The ongoing maintenance of healthy soil is an important part of keeping your yard green and growing in the long run. One of the most common threats to the health of your soil is the compression that can accumulate over time. With the aeration treatments we offer at Lawn Doctor of Southeast York-Spring Grove, we ease the compression that can occur in area lawns and get them back on track to healthy growth. With our lawn aeration treatments, we give a lasting health boost to lawns spanning the York, Spring Grove, Seven Valleys, Dallastown, Windsor, Red Lion, Felton, and Loganville, PA areas.
The Benefits of Regular Lawn Aeration
Regularly aerating your lawn comes with a wide range of different benefits. Here are some of the many ways that regular, strategic lawn aeration helps your lawn stay healthy through the seasons:
- Increased root strength.
- Increased airflow through the soil.
- Enhanced ability of water and heat to penetrate the soil.

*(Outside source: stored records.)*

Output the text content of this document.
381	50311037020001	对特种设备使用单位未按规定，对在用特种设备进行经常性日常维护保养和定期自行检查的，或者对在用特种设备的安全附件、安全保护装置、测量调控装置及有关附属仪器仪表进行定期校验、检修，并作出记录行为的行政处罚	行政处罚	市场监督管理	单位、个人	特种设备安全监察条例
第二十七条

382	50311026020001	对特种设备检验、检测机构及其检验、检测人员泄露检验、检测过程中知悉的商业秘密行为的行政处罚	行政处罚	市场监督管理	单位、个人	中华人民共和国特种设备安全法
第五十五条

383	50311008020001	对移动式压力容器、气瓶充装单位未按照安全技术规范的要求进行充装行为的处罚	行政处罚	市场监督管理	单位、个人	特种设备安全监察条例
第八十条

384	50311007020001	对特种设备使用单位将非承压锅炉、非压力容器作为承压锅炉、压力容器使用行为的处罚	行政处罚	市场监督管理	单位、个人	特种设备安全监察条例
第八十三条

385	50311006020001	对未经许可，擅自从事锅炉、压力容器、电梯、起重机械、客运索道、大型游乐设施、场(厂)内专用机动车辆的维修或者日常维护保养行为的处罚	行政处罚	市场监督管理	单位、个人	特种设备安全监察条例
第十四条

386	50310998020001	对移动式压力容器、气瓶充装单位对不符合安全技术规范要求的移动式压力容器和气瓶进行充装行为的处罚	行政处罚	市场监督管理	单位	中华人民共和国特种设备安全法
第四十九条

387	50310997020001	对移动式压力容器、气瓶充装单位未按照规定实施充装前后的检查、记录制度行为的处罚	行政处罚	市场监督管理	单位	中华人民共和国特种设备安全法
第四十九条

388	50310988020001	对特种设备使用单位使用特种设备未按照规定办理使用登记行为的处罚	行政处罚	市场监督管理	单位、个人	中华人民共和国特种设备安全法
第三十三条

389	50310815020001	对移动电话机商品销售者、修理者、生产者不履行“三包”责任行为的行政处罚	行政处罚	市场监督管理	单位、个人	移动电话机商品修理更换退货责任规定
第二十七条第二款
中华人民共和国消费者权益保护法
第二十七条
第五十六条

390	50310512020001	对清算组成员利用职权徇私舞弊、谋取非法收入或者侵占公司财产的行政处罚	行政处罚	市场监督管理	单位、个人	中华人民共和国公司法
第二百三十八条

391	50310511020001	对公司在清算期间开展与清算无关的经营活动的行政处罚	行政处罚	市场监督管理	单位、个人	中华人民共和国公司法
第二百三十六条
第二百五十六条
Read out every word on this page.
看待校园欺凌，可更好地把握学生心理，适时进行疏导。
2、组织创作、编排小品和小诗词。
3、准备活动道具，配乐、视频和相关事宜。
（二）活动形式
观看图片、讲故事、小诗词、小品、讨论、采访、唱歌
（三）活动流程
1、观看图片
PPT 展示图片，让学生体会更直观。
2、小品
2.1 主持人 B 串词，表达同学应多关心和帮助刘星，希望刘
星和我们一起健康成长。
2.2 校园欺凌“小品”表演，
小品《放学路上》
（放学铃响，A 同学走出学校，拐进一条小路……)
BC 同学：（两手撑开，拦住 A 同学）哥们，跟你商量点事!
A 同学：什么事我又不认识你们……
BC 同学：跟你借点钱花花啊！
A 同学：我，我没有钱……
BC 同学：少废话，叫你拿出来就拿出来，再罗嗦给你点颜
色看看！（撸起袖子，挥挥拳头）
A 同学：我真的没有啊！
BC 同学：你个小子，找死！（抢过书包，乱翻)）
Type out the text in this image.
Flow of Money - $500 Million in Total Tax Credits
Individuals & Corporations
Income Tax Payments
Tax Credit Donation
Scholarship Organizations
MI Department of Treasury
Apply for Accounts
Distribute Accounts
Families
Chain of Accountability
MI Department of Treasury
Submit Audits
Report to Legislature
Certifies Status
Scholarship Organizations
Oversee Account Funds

- Improved effectiveness of fertilization treatments.
When to Administer Lawn Aeration in York Lawns
Lawn aeration is extremely helpful in keeping your yard healthy, but getting the timing right isn’t always the easiest task for the average homeowner. We use an extensive list of key indicators to determine whether or not our customers’ lawns need to be aerated. Here are a couple of them:
Excessive Amounts of Thatch. Thatch, the layer of leaf litter and plant matter in between your lawn’s grass and soil layers, is completely normal. However, too much thatch can be an indication of a problem underneath the surface. Excessive thatch is an indication that your soil has become compacted, which can eventually cause damage to your grass and other lawn plants. Our aeration treatments circulate the soil and thatch layers in your yard, returning them to the right proportions for ongoing growth.
High Clay Content. Lawns that have a high content of clay require aeration more often than other lawns. We’ll develop and implement a regular aeration program for your yard to keep clay soil from clumping together, helping your lawn stay healthier in the long run.